Several recent studies suggest that social perceptions are underpinned by two key dimensions. For example, Principal Component Analysis (PCA) of ratings of natural human faces on a variety of different traits on which people spontaneously assess faces (trustworthiness, emotional stability, responsibility, sociability, caringness, attractiveness, intelligence, confidence, weirdness, unhappiness, meanness, aggressiveness, dominance) reveals two key underlying dimensions4,5. The first of these dimensions, often labelled valence, is highly correlated with ratings of pro-social traits, such as trustworthiness, and is thought to reflect perceptions of an individual’s willingness to inflict harm on others4,5. The second of these dimensions, often labelled dominance, is highly correlated with traits such as dominance and aggressiveness and is thought to reflect perceptions of an individual’s capacity to inflict harm on others4,5. Comparable dimensions have also been observed in work that used similar data-reduction methods to reveal the dimensions that underpin social perceptions of natural human voices6,7.

Conversational agents (e.g., Siri and Alexa) have become ubiquitous and communicate with users via voices generated by artificial intelligence algorithms (i.e., synthetic voices). A recent report by UNESCO (United Nations Educational, Scientific and Cultural Organization) proposed that these synthetic voices have the potential to reinforce voice-based gender stereotypes and argued that research is urgently needed to ameliorate this issue8. Crucially, understanding how people perceive synthetic voices is necessary to both understand and address this issue. While there is a large literature examining the factors that influence perceptions of natural social stimuli (natural human faces and voices), it is unclear whether our understanding of the factors that shape perceptions of natural social stimuli is applicable to perceptions of the synthetic voices employed by conversational agents. Indeed, previous work has shown qualitative differences in how people process and perceive natural human faces and synthetic faces9,10. Such results suggest that the factors that underpin perceptions of natural human stimuli may not necessarily underpin perceptions of synthetic stimuli. Indeed, some previous research suggests that natural human voices are perceived to be more expressive, understandable, and likeable than synthetic voices, suggesting that people can distinguish between natural human voices and synthetic voices and may process them differently11. However, other work suggests that the expectation that synthetic voices possess robotic qualities can also cause listeners to have difficulty when they are asked to classify voices as natural or artificial12. In light of these points, Study 1 first investigated whether trait-ratings of the synthetic voices used by conversational agents are underpinned by valence and dominance dimensions similar to those observed for natural human stimuli in previous work4,5.
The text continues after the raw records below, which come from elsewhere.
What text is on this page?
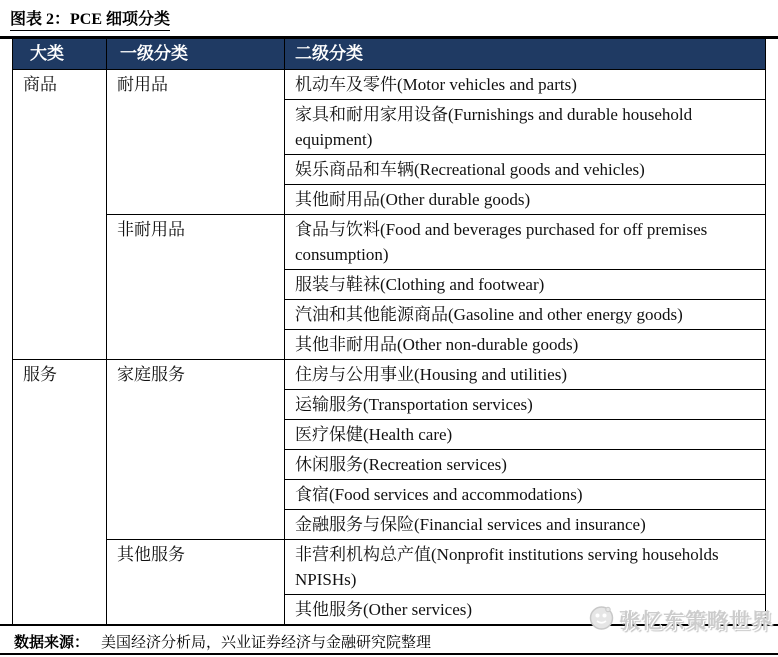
图表 2：PCE 细项分类
大类	一级分类	二级分类
商品	耐用品	机动车及零件(Motor vehicles and parts)
		家具和耐用家用设备(Furnishings and durable household equipment)
		娱乐商品和车辆(Recreational goods and vehicles)
		其他耐用品(Other durable goods)
	非耐用品	食品与饮料(Food and beverages purchased for off premises consumption)
		服装与鞋袜(Clothing and footwear)
		汽油和其他能源商品(Gasoline and other energy goods)
		其他非耐用品(Other non-durable goods)
服务	家庭服务	住房与公用事业(Housing and utilities)
		运输服务(Transportation services)
		医疗保健(Health care)
		休闲服务(Recreation services)
		食宿(Food services and accommodations)
		金融服务与保险(Financial services and insurance)
	其他服务	非营利机构总产值(Nonprofit institutions serving households NPISHs)
		其他服务(Other services)
数据来源： 美国经济分析局，兴业证券经济与金融研究院整理
张忆东策略世界
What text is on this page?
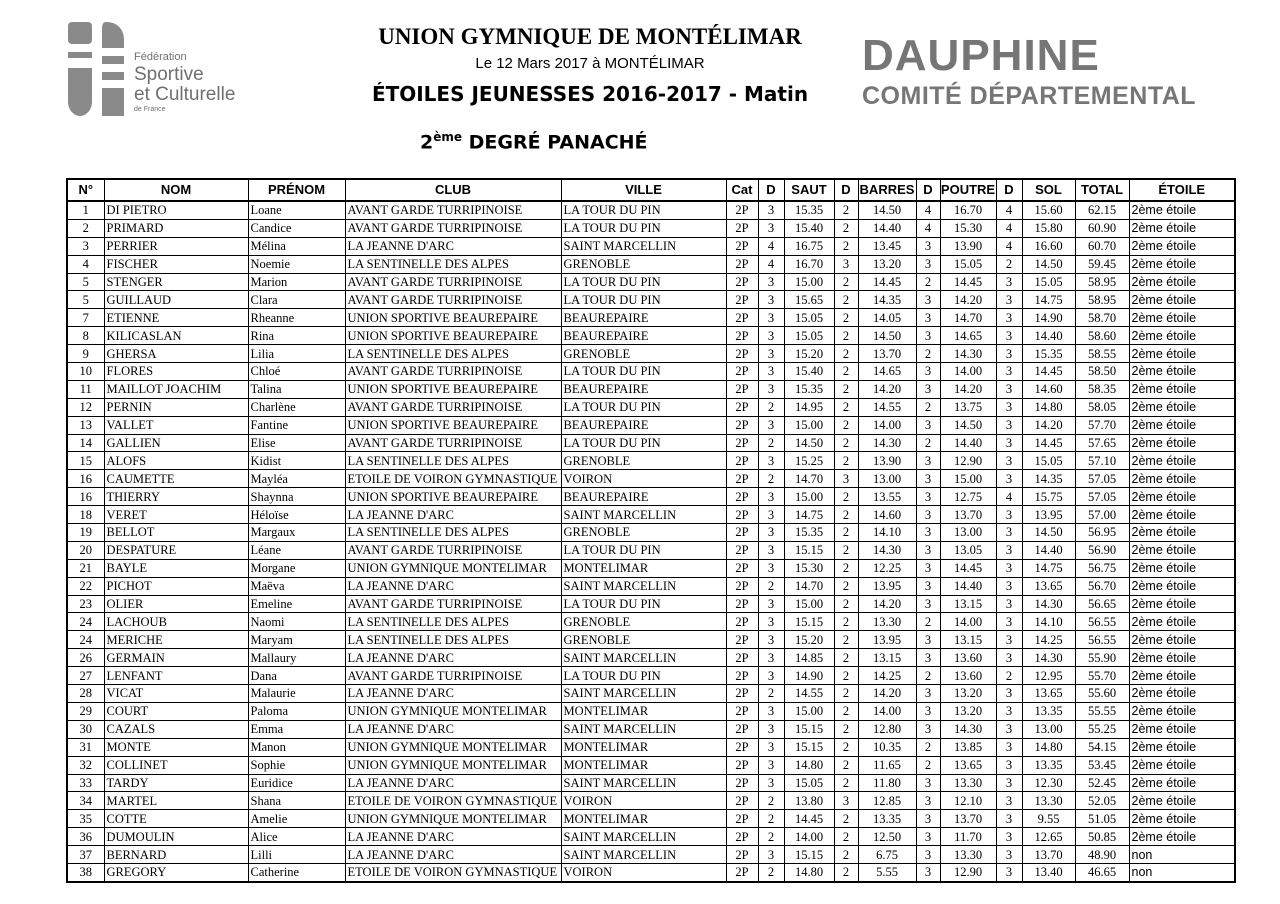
Fédération
Sportive
et Culturelle
de France
UNION GYMNIQUE DE MONTÉLIMAR
Le 12 Mars 2017 à MONTÉLIMAR
ÉTOILES JEUNESSES 2016-2017 - Matin
2ème DEGRÉ PANACHÉ
DAUPHINE
COMITÉ DÉPARTEMENTAL
N°	NOM	PRÉNOM	CLUB	VILLE	Cat	D	SAUT	D	BARRES	D	POUTRE	D	SOL	TOTAL	ÉTOILE
1	DI PIETRO	Loane	AVANT GARDE TURRIPINOISE	LA TOUR DU PIN	2P	3	15.35	2	14.50	4	16.70	4	15.60	62.15	2ème étoile
2	PRIMARD	Candice	AVANT GARDE TURRIPINOISE	LA TOUR DU PIN	2P	3	15.40	2	14.40	4	15.30	4	15.80	60.90	2ème étoile
3	PERRIER	Mélina	LA JEANNE D'ARC	SAINT MARCELLIN	2P	4	16.75	2	13.45	3	13.90	4	16.60	60.70	2ème étoile
4	FISCHER	Noemie	LA SENTINELLE DES ALPES	GRENOBLE	2P	4	16.70	3	13.20	3	15.05	2	14.50	59.45	2ème étoile
5	STENGER	Marion	AVANT GARDE TURRIPINOISE	LA TOUR DU PIN	2P	3	15.00	2	14.45	2	14.45	3	15.05	58.95	2ème étoile
5	GUILLAUD	Clara	AVANT GARDE TURRIPINOISE	LA TOUR DU PIN	2P	3	15.65	2	14.35	3	14.20	3	14.75	58.95	2ème étoile
7	ETIENNE	Rheanne	UNION SPORTIVE BEAUREPAIRE	BEAUREPAIRE	2P	3	15.05	2	14.05	3	14.70	3	14.90	58.70	2ème étoile
8	KILICASLAN	Rina	UNION SPORTIVE BEAUREPAIRE	BEAUREPAIRE	2P	3	15.05	2	14.50	3	14.65	3	14.40	58.60	2ème étoile
9	GHERSA	Lilia	LA SENTINELLE DES ALPES	GRENOBLE	2P	3	15.20	2	13.70	2	14.30	3	15.35	58.55	2ème étoile
10	FLORES	Chloé	AVANT GARDE TURRIPINOISE	LA TOUR DU PIN	2P	3	15.40	2	14.65	3	14.00	3	14.45	58.50	2ème étoile
11	MAILLOT JOACHIM	Talina	UNION SPORTIVE BEAUREPAIRE	BEAUREPAIRE	2P	3	15.35	2	14.20	3	14.20	3	14.60	58.35	2ème étoile
12	PERNIN	Charlène	AVANT GARDE TURRIPINOISE	LA TOUR DU PIN	2P	2	14.95	2	14.55	2	13.75	3	14.80	58.05	2ème étoile
13	VALLET	Fantine	UNION SPORTIVE BEAUREPAIRE	BEAUREPAIRE	2P	3	15.00	2	14.00	3	14.50	3	14.20	57.70	2ème étoile
14	GALLIEN	Elise	AVANT GARDE TURRIPINOISE	LA TOUR DU PIN	2P	2	14.50	2	14.30	2	14.40	3	14.45	57.65	2ème étoile
15	ALOFS	Kidist	LA SENTINELLE DES ALPES	GRENOBLE	2P	3	15.25	2	13.90	3	12.90	3	15.05	57.10	2ème étoile
16	CAUMETTE	Mayléa	ETOILE DE VOIRON GYMNASTIQUE	VOIRON	2P	2	14.70	3	13.00	3	15.00	3	14.35	57.05	2ème étoile
16	THIERRY	Shaynna	UNION SPORTIVE BEAUREPAIRE	BEAUREPAIRE	2P	3	15.00	2	13.55	3	12.75	4	15.75	57.05	2ème étoile
18	VERET	Héloïse	LA JEANNE D'ARC	SAINT MARCELLIN	2P	3	14.75	2	14.60	3	13.70	3	13.95	57.00	2ème étoile
19	BELLOT	Margaux	LA SENTINELLE DES ALPES	GRENOBLE	2P	3	15.35	2	14.10	3	13.00	3	14.50	56.95	2ème étoile
20	DESPATURE	Léane	AVANT GARDE TURRIPINOISE	LA TOUR DU PIN	2P	3	15.15	2	14.30	3	13.05	3	14.40	56.90	2ème étoile
21	BAYLE	Morgane	UNION GYMNIQUE MONTELIMAR	MONTELIMAR	2P	3	15.30	2	12.25	3	14.45	3	14.75	56.75	2ème étoile
22	PICHOT	Maëva	LA JEANNE D'ARC	SAINT MARCELLIN	2P	2	14.70	2	13.95	3	14.40	3	13.65	56.70	2ème étoile
23	OLIER	Emeline	AVANT GARDE TURRIPINOISE	LA TOUR DU PIN	2P	3	15.00	2	14.20	3	13.15	3	14.30	56.65	2ème étoile
24	LACHOUB	Naomi	LA SENTINELLE DES ALPES	GRENOBLE	2P	3	15.15	2	13.30	2	14.00	3	14.10	56.55	2ème étoile
24	MERICHE	Maryam	LA SENTINELLE DES ALPES	GRENOBLE	2P	3	15.20	2	13.95	3	13.15	3	14.25	56.55	2ème étoile
26	GERMAIN	Mallaury	LA JEANNE D'ARC	SAINT MARCELLIN	2P	3	14.85	2	13.15	3	13.60	3	14.30	55.90	2ème étoile
27	LENFANT	Dana	AVANT GARDE TURRIPINOISE	LA TOUR DU PIN	2P	3	14.90	2	14.25	2	13.60	2	12.95	55.70	2ème étoile
28	VICAT	Malaurie	LA JEANNE D'ARC	SAINT MARCELLIN	2P	2	14.55	2	14.20	3	13.20	3	13.65	55.60	2ème étoile
29	COURT	Paloma	UNION GYMNIQUE MONTELIMAR	MONTELIMAR	2P	3	15.00	2	14.00	3	13.20	3	13.35	55.55	2ème étoile
30	CAZALS	Emma	LA JEANNE D'ARC	SAINT MARCELLIN	2P	3	15.15	2	12.80	3	14.30	3	13.00	55.25	2ème étoile
31	MONTE	Manon	UNION GYMNIQUE MONTELIMAR	MONTELIMAR	2P	3	15.15	2	10.35	2	13.85	3	14.80	54.15	2ème étoile
32	COLLINET	Sophie	UNION GYMNIQUE MONTELIMAR	MONTELIMAR	2P	3	14.80	2	11.65	2	13.65	3	13.35	53.45	2ème étoile
33	TARDY	Euridice	LA JEANNE D'ARC	SAINT MARCELLIN	2P	3	15.05	2	11.80	3	13.30	3	12.30	52.45	2ème étoile
34	MARTEL	Shana	ETOILE DE VOIRON GYMNASTIQUE	VOIRON	2P	2	13.80	3	12.85	3	12.10	3	13.30	52.05	2ème étoile
35	COTTE	Amelie	UNION GYMNIQUE MONTELIMAR	MONTELIMAR	2P	2	14.45	2	13.35	3	13.70	3	9.55	51.05	2ème étoile
36	DUMOULIN	Alice	LA JEANNE D'ARC	SAINT MARCELLIN	2P	2	14.00	2	12.50	3	11.70	3	12.65	50.85	2ème étoile
37	BERNARD	Lilli	LA JEANNE D'ARC	SAINT MARCELLIN	2P	3	15.15	2	6.75	3	13.30	3	13.70	48.90	non
38	GREGORY	Catherine	ETOILE DE VOIRON GYMNASTIQUE	VOIRON	2P	2	14.80	2	5.55	3	12.90	3	13.40	46.65	non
Work on social perceptions of natural human voices has suggested that acoustic properties of voices can be key predictors and determinants of voice perceptions13,14. The majority of this work has focused on fundamental frequency (the acoustic correlate of perceived pitch) and formant frequencies (a correlate of vocal tract length and body size,13). For example, studies have reported strong negative relationships between dominance perceptions and voice pitch and/or that voices in which pitch was lowered are perceived to be more dominant than voices in which pitch was raised13,14. In light of findings such as these, Study 1 also investigated possible relationships between the dimensions that underpin social perceptions of synthetic voices and both pitch and formant frequencies.

Study 2 built directly on our results of Study 1 by testing whether Study 1’s results for correlations between social perceptions and measured acoustic properties of synthetic voices also occur when we experimentally manipulated acoustic parameters of voices. Whereas stimuli in Study 1 were individual words, stimuli in Study 2 were full sentences.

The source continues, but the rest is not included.